Şayet 2002 yılında tek adam rejimi olsaydı;
1. Mart teskeresi diye bir teskere olmayacak, Erdoğan 60 bin ABD askerini Güneydoğu’ya yerleştirecek, Türk Ordusu ABD’li komutanların emrinde lejyoner askeri olarak Irak’ta Müslüman Iraklıları öldürecekti.
2. Suriye sınırımız (Ceylanpınar Devlet Çiftliği de içinde) mayın temizleme bahanesiyle 49 yıllığına İsrailli bir firmaya verilmiş olacaktı.
Suriye Devletine yapılan emperyalist saldırı İsrail’i rahatlatmak için yapıldı. Peki, Türkiye’nin Suriye sınırı hangi hesaplar adına İsrailli bir firmaya verilecekti?
*
AKP, ABD, FETÖ ortaklığında Türk Ordusu kafeslendi.
15 Temmuz sonrasında Türk Ordusu parçalara ayrıldı. Başı Saraya, bacakları(Jandarma) İçişleri Bakanlığına, kolları ve gövdesi(kuvvet komutanlıkları) Mili Savunma Bakanlığına, hastaneleri Sağlık Bakanlığına, okulları milliliğini kaybetmiş gayrimilli eğitim Bakanlığına verildi. Yani, vücut parçalara ayrılarak hızlı hareket etmesi önlendi. Ordu bu haliyle kötürüm olma adayıdır.

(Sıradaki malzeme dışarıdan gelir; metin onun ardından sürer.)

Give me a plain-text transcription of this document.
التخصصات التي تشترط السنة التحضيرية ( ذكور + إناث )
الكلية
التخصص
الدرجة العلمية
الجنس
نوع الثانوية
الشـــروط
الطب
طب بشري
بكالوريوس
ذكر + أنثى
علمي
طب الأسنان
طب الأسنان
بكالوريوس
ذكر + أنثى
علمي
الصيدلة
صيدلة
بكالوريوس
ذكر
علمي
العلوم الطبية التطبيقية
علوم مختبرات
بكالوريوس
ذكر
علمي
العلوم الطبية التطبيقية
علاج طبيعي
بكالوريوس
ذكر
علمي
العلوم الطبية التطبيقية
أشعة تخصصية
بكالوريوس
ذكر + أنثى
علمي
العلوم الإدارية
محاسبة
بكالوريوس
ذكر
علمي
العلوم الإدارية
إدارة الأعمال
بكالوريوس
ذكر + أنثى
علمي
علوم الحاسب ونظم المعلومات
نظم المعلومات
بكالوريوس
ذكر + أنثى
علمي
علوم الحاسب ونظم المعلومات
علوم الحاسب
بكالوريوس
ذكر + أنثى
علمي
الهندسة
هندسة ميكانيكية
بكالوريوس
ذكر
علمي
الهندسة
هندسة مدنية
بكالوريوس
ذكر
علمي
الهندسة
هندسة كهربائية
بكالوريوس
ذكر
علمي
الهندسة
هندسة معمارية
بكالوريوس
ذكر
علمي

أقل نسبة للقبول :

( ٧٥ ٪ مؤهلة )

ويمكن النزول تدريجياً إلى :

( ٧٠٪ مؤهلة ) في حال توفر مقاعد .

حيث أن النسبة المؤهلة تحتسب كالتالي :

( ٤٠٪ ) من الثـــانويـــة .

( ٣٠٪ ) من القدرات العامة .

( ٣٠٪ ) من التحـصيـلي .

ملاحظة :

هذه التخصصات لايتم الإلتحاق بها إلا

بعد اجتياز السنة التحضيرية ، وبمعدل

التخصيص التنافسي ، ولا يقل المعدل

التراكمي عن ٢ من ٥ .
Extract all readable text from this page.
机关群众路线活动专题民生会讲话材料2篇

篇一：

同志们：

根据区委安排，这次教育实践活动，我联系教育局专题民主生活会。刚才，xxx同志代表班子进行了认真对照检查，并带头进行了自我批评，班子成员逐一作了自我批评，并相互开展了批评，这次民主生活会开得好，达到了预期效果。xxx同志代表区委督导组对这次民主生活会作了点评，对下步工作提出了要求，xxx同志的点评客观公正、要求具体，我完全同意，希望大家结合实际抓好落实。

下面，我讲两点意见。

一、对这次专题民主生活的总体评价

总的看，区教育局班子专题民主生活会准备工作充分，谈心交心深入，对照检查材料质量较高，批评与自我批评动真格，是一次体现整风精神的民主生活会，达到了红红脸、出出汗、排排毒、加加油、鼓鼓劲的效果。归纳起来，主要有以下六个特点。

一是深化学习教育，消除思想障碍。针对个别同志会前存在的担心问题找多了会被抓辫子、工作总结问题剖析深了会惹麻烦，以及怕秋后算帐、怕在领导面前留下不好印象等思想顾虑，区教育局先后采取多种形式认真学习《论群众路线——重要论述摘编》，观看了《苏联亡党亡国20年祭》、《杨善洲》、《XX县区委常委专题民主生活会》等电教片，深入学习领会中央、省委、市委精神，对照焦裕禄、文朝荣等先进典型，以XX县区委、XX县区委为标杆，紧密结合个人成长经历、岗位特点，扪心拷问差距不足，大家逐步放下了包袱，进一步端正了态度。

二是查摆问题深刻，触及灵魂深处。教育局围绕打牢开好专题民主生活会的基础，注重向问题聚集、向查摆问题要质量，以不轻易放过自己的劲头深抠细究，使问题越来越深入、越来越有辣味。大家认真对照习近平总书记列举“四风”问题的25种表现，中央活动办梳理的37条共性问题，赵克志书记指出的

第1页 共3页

Bugün muhalefete, milletin yarısının tepkisine rağmen bunları yapanlar, yarın Firavun yetkisiyle donatıldığında ne yapmaz?
AKP’nin dış politikası daima AB-D çıkarlarını öncelemiştir. Türkiye’nin çıkarları göz ardı edilmiştir.
İç politikası bölme, ayrıştırma, mikro milliyetçilik duygularını kaşımak üzerine kurulmuştur. Dolayısıyla da, şehir devletçikler kurabilmek için bir ön hazırlık yapılmıştır. Emperyalizmin, yani küresel şirketlerin talepleri de iç politika haline gelmiştir. Ülkenin vasıfsız işçileri modern köle pazarı denilen şirketlere kiralanmış, kiralık işçi sistemiyle alınteri sömürüsü yasalaşmıştır. Ülkenin bütün varlıkları yabancıların eline geçtiğine göre, Türk Milleti’nin çocukları yabancılara köle yapılmıştır.
AKP, içinde para olmayan, yani işlerine yaramayan, kasalarını şişirmeyen hiçbir projeyi işleme sokmamıştır.
AKP, FAKİRİ ZENGİNE UŞAK YAPMIŞTIR.
Zengini fakirin sırtına yüklemiş, fakiri eşek yerine koyarak sırtına binmiştir. Öyle ki, millet fakirleştikçe modern tefeci bankalar karına kar katmış, dolar milyarderleri ona katlamıştır.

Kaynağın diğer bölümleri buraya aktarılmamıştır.